I do agree with CC that a boot camp/ Nothing in life is free (NILF) regime might work. Give him a chance to settle with really low expectations but also having to earn any attention. Strong boundaries reassure a nervy dog IME and it might also reassure Mr JB if he can ignore him a bit. At this point I'd normally throw the treat a distance rather than ask for a leave to avoid having my hand too near to teeth. To give you a laugh, Reggie wil steal for attention as much as anything but also has a tariff of treats to hand stuff over starting with a standard treat for a dishcloth, moving onto dried chicken for most things - bits of the garden brought indoors usually - but a sock will only be handed over for a whole sausage! He is very disappointed if I ignore him or just let him have whatever he is got and will spend ages showing me what he has in the hope I'll do swapsies :)
 
Hes been walked, he's been fed, he's done some training, he's had a play.
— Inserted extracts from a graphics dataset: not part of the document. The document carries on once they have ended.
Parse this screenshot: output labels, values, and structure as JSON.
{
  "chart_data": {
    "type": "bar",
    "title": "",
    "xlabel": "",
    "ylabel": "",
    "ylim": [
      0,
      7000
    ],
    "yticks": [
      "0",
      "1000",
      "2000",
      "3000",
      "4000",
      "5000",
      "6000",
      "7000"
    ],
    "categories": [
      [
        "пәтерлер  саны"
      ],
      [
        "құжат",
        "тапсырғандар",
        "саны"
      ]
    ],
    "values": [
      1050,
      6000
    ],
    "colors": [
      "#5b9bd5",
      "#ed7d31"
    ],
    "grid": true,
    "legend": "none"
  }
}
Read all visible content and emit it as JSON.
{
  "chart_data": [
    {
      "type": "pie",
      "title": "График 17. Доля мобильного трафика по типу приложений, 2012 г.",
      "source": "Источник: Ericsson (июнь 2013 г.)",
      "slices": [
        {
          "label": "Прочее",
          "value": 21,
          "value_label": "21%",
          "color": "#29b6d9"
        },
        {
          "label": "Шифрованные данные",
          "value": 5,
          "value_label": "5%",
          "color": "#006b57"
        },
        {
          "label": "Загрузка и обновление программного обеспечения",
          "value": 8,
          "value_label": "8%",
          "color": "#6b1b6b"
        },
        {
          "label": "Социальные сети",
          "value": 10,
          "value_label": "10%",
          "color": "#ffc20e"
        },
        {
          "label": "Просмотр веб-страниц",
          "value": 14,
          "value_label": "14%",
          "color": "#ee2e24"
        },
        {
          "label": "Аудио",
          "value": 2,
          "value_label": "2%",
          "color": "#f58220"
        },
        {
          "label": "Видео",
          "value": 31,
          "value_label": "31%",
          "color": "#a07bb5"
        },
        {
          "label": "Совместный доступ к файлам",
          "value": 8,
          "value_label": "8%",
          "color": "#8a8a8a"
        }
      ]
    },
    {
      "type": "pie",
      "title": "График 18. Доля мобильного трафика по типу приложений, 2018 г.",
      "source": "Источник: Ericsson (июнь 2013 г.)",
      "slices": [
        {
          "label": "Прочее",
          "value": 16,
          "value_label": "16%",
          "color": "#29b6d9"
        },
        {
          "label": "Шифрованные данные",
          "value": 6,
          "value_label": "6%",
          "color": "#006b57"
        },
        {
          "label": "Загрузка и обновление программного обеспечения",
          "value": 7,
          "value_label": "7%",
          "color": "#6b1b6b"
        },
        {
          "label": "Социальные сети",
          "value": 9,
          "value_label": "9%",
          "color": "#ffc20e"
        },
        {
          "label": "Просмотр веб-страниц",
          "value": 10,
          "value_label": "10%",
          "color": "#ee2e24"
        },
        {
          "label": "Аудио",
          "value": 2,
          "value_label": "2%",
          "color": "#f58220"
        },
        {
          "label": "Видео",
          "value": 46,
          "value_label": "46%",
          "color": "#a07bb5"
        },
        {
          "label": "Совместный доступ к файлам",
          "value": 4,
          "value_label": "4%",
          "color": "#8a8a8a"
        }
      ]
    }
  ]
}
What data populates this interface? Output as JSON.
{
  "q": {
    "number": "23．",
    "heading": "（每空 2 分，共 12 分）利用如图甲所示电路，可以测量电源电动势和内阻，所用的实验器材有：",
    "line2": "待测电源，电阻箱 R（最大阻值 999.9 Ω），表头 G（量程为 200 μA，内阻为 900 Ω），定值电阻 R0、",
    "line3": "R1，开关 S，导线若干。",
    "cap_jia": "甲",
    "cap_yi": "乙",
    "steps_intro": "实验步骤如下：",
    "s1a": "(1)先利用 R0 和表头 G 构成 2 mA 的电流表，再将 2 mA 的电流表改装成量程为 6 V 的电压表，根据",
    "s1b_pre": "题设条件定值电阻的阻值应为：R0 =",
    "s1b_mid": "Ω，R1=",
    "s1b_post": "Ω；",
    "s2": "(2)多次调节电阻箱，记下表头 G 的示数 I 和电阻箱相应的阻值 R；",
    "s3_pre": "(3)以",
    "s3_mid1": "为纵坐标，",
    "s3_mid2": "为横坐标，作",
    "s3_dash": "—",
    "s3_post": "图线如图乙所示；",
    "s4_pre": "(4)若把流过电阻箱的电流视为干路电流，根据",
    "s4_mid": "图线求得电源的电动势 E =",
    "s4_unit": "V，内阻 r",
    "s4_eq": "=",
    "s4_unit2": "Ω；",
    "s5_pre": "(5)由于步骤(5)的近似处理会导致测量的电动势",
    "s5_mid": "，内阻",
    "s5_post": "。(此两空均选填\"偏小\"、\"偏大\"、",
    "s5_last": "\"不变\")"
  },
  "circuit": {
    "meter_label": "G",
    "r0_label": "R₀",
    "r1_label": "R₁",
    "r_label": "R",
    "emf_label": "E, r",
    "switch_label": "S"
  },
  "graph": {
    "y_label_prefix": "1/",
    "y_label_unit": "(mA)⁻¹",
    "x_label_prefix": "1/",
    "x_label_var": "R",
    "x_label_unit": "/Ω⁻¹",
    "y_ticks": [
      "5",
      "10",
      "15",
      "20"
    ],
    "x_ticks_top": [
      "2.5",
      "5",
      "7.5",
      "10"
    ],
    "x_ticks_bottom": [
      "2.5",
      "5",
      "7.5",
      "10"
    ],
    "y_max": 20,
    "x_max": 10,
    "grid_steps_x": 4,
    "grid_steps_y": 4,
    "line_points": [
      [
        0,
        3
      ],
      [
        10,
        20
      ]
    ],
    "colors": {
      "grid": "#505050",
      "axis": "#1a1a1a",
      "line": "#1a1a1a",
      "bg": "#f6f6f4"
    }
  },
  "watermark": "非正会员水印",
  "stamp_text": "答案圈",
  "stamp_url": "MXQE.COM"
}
All he's doing is running round,jumping and barking at the back door,. Tried having him on a lead next to me, just kept jumping up, trying to run off and barking. I've been home almost 2 hours and he hasn't stopped. Getting to the end of my tether.
 
Can you get him to lie down on a mat or a bed, as a "settle" exercise? Or can you go pop him in the crate in the car for a bit? See if that switches him off a bit. I don't really know but don't want to read and run either.
 
I would pop him in the crate in the car for a while to give everybody a bit of peace. If he likes the car crate, can you bring it in and use it in the house for his safe space until he is more settled generally?
 
I was considering putting him in the car, he's now settled down. PF I tried settling him on his bed, he'd stay for about a minute and then leap up again.
Oh I spoke to soon, he's got up again, he has to be tired, he's hardly slept all day.